No. We need the facts on the educational level of the Cuban people before Castro and after. We also need to compare that level to that of the other nations in the Caribbean.
If educational level improves in the wake of post-capitalist changes, it is because the poor are deprived of easy money as a better alternative to education.
Teachers in rich countries also try to convince poor kids to stay in school and study hard, but many think they can just get rich in pro-sports, the music industry, or in other ways that don't require education. These are all mostly either pipe dreams that only a very small percentage of people will actually achieve, or they're illegal industries that will eventually land kids in jail or worse, but it creates a culture of education not being worth enough to put effort into.
In poor/communist countries, there's no (fake) dream of easy money and getting rich quick, so education is people's best hope. This is true whether 'communism' had been adopted, as in Cuba, or whether there's just widespread poverty and missionaries come in and offer people education along with other basic services that are better than nothing.
In countries that are rich/well-off, there's always an easy-money-dream deterrent from education. Even educational institutions in such countries/economies cater to the will to only focus on what is needed to get jobs and make money. Once upon a time, Europe and its diaspora was motivated by poverty and war to cultivate a higher culture through liberal arts education, in hopes that wisdom would avert social problems and more war. What has happened, however, is that economic growth has brought with it more and more specialization and arrogance vis-a-vis liberal arts, philosophy, etc. so now people are morally/ethically poor despite material wealth, which doesn't satisfy them because they quantify their wealth relative to others who have more instead of focusing on the immense wealth that even the lowest middle-class people have in developed countries/economies.

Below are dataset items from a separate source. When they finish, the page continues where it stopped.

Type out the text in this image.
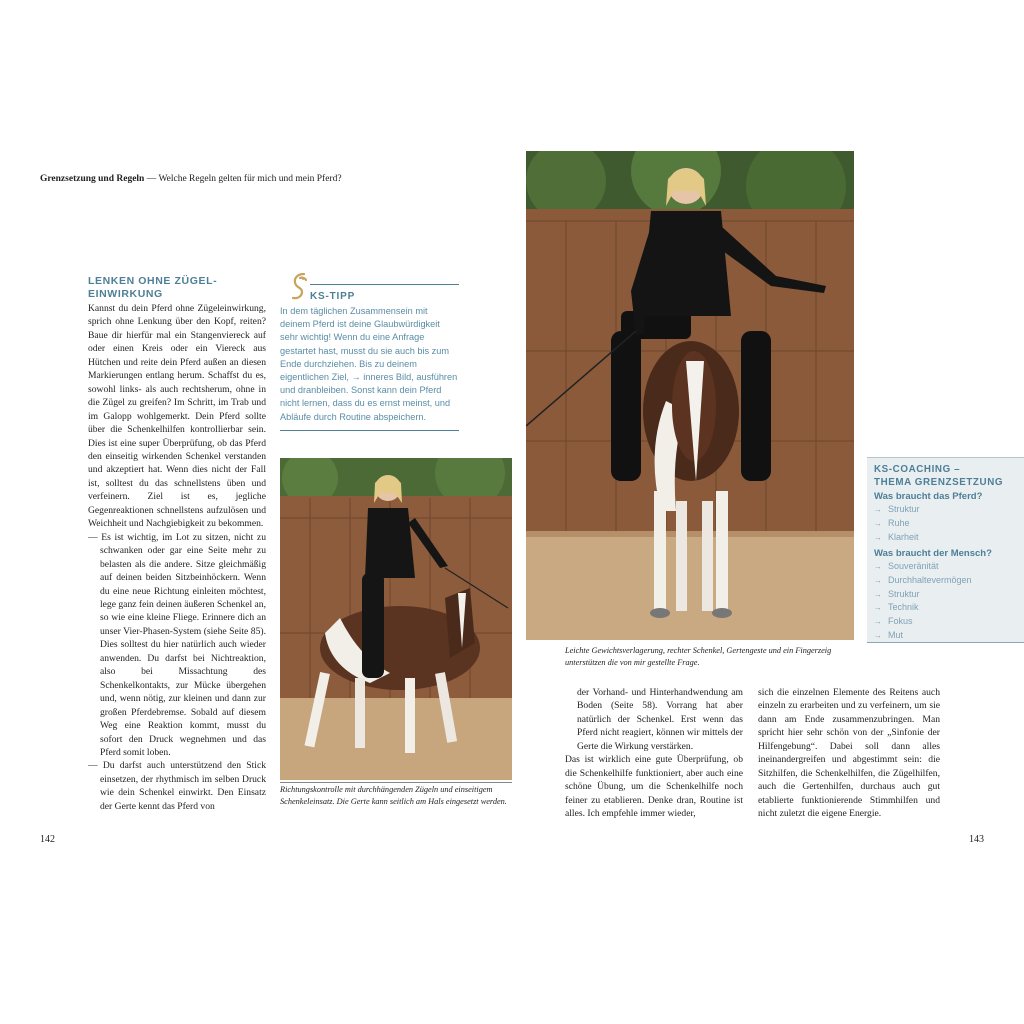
Grenzsetzung und Regeln — Welche Regeln gelten für mich und mein Pferd?
LENKEN OHNE ZÜGEL-
EINWIRKUNG

Kannst du dein Pferd ohne Zügeleinwirkung, sprich ohne Lenkung über den Kopf, reiten? Baue dir hierfür mal ein Stangenviereck auf oder einen Kreis oder ein Viereck aus Hütchen und reite dein Pferd außen an diesen Markierungen entlang herum. Schaffst du es, sowohl links- als auch rechtsherum, ohne in die Zügel zu greifen? Im Schritt, im Trab und im Galopp wohlgemerkt. Dein Pferd sollte über die Schenkelhilfen kontrollierbar sein. Dies ist eine super Überprüfung, ob das Pferd den einseitig wirkenden Schenkel verstanden und akzeptiert hat. Wenn dies nicht der Fall ist, solltest du das schnellstens üben und verfeinern. Ziel ist es, jegliche Gegenreaktionen schnellstens aufzulösen und Weichheit und Nachgiebigkeit zu bekommen.

— Es ist wichtig, im Lot zu sitzen, nicht zu schwanken oder gar eine Seite mehr zu belasten als die andere. Sitze gleichmäßig auf deinen beiden Sitzbeinhöckern. Wenn du eine neue Richtung einleiten möchtest, lege ganz fein deinen äußeren Schenkel an, so wie eine kleine Fliege. Erinnere dich an unser Vier-Phasen-System (siehe Seite 85). Dies solltest du hier natürlich auch wieder anwenden. Du darfst bei Nichtreaktion, also bei Missachtung des Schenkelkontakts, zur Mücke übergehen und, wenn nötig, zur kleinen und dann zur großen Pferdebremse. Sobald auf diesem Weg eine Reaktion kommt, musst du sofort den Druck wegnehmen und das Pferd somit loben.

— Du darfst auch unterstützend den Stick einsetzen, der rhythmisch im selben Druck wie dein Schenkel einwirkt. Den Einsatz der Gerte kennt das Pferd von

KS-TIPP
In dem täglichen Zusammensein mit deinem Pferd ist deine Glaubwürdigkeit sehr wichtig! Wenn du eine Anfrage gestartet hast, musst du sie auch bis zum Ende durchziehen. Bis zu deinem eigentlichen Ziel, → inneres Bild, ausführen und dranbleiben. Sonst kann dein Pferd nicht lernen, dass du es ernst meinst, und Abläufe durch Routine abspeichern.
Leichte Gewichtsverlagerung, rechter Schenkel, Gertengeste und ein Fingerzeig unterstützen die von mir gestellte Frage.
Richtungskontrolle mit durchhängenden Zügeln und einseitigem Schenkeleinsatz. Die Gerte kann seitlich am Hals eingesetzt werden.
KS-COACHING –
THEMA GRENZSETZUNG
Was braucht das Pferd?
→ Struktur
→ Ruhe
→ Klarheit
Was braucht der Mensch?
→ Souveränität
→ Durchhaltevermögen
→ Struktur
→ Technik
→ Fokus
→ Mut

der Vorhand- und Hinterhandwendung am Boden (Seite 58). Vorrang hat aber natürlich der Schenkel. Erst wenn das Pferd nicht reagiert, können wir mittels der Gerte die Wirkung verstärken.

Das ist wirklich eine gute Überprüfung, ob die Schenkelhilfe funktioniert, aber auch eine schöne Übung, um die Schenkelhilfe noch feiner zu etablieren. Denke dran, Routine ist alles. Ich empfehle immer wieder,

sich die einzelnen Elemente des Reitens auch einzeln zu erarbeiten und zu verfeinern, um sie dann am Ende zusammenzubringen. Man spricht hier sehr schön von der „Sinfonie der Hilfengebung“. Dabei soll dann alles ineinandergreifen und abgestimmt sein: die Sitzhilfen, die Schenkelhilfen, die Zügelhilfen, auch die Gertenhilfen, durchaus auch gut etablierte funktionierende Stimmhilfen und nicht zuletzt die eigene Energie.

142	143
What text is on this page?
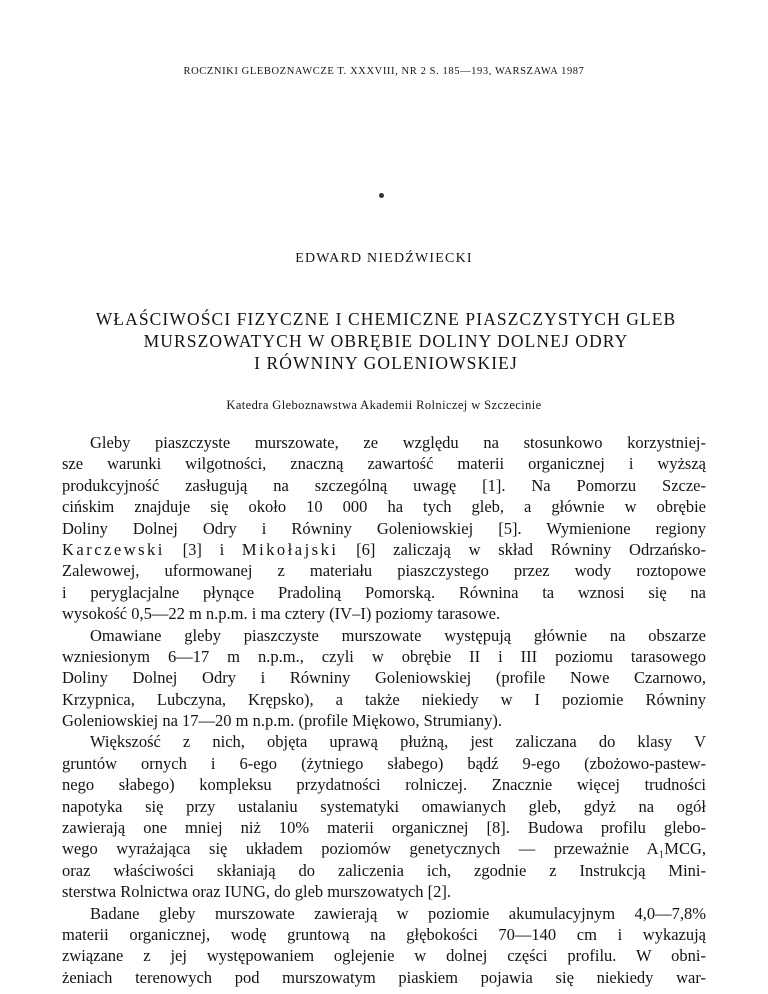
ROCZNIKI GLEBOZNAWCZE T. XXXVIII, NR 2 S. 185—193, WARSZAWA 1987
EDWARD NIEDŹWIECKI
WŁAŚCIWOŚCI FIZYCZNE I CHEMICZNE PIASZCZYSTYCH GLEB
MURSZOWATYCH W OBRĘBIE DOLINY DOLNEJ ODRY
I RÓWNINY GOLENIOWSKIEJ
Katedra Gleboznawstwa Akademii Rolniczej w Szczecinie
Gleby piaszczyste murszowate, ze względu na stosunkowo korzystniej-
sze warunki wilgotności, znaczną zawartość materii organicznej i wyższą
produkcyjność zasługują na szczególną uwagę [1]. Na Pomorzu Szcze-
cińskim znajduje się około 10 000 ha tych gleb, a głównie w obrębie
Doliny Dolnej Odry i Równiny Goleniowskiej [5]. Wymienione regiony
Karczewski [3] i Mikołajski [6] zaliczają w skład Równiny Odrzańsko-
Zalewowej, uformowanej z materiału piaszczystego przez wody roztopowe
i peryglacjalne płynące Pradoliną Pomorską. Równina ta wznosi się na
wysokość 0,5—22 m n.p.m. i ma cztery (IV–I) poziomy tarasowe.
Omawiane gleby piaszczyste murszowate występują głównie na obszarze
wzniesionym 6—17 m n.p.m., czyli w obrębie II i III poziomu tarasowego
Doliny Dolnej Odry i Równiny Goleniowskiej (profile Nowe Czarnowo,
Krzypnica, Lubczyna, Krępsko), a także niekiedy w I poziomie Równiny
Goleniowskiej na 17—20 m n.p.m. (profile Miękowo, Strumiany).
Większość z nich, objęta uprawą płużną, jest zaliczana do klasy V
gruntów ornych i 6-ego (żytniego słabego) bądź 9-ego (zbożowo-pastew-
nego słabego) kompleksu przydatności rolniczej. Znacznie więcej trudności
napotyka się przy ustalaniu systematyki omawianych gleb, gdyż na ogół
zawierają one mniej niż 10% materii organicznej [8]. Budowa profilu glebo-
wego wyrażająca się układem poziomów genetycznych — przeważnie A₁MCG,
oraz właściwości skłaniają do zaliczenia ich, zgodnie z Instrukcją Mini-
sterstwa Rolnictwa oraz IUNG, do gleb murszowatych [2].
Badane gleby murszowate zawierają w poziomie akumulacyjnym 4,0—7,8%
materii organicznej, wodę gruntową na głębokości 70—140 cm i wykazują
związane z jej występowaniem oglejenie w dolnej części profilu. W obni-
żeniach terenowych pod murszowatym piaskiem pojawia się niekiedy war-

So now the moral/ethical gap has evolved into social-justice inequality thinking that only stokes envy and social division, and people are dismissing traditional morality and ethics as some kind of bourgeoisie-trick-over-the-proletariat wash. The global middle-class needs a reality check and a back-to-basics step-back from industrial-consumerist materialism that drives global markets, not socialism/communism that seeks to further enrich the middle-class by increasing taxes and spending to invigorate even more economic growth.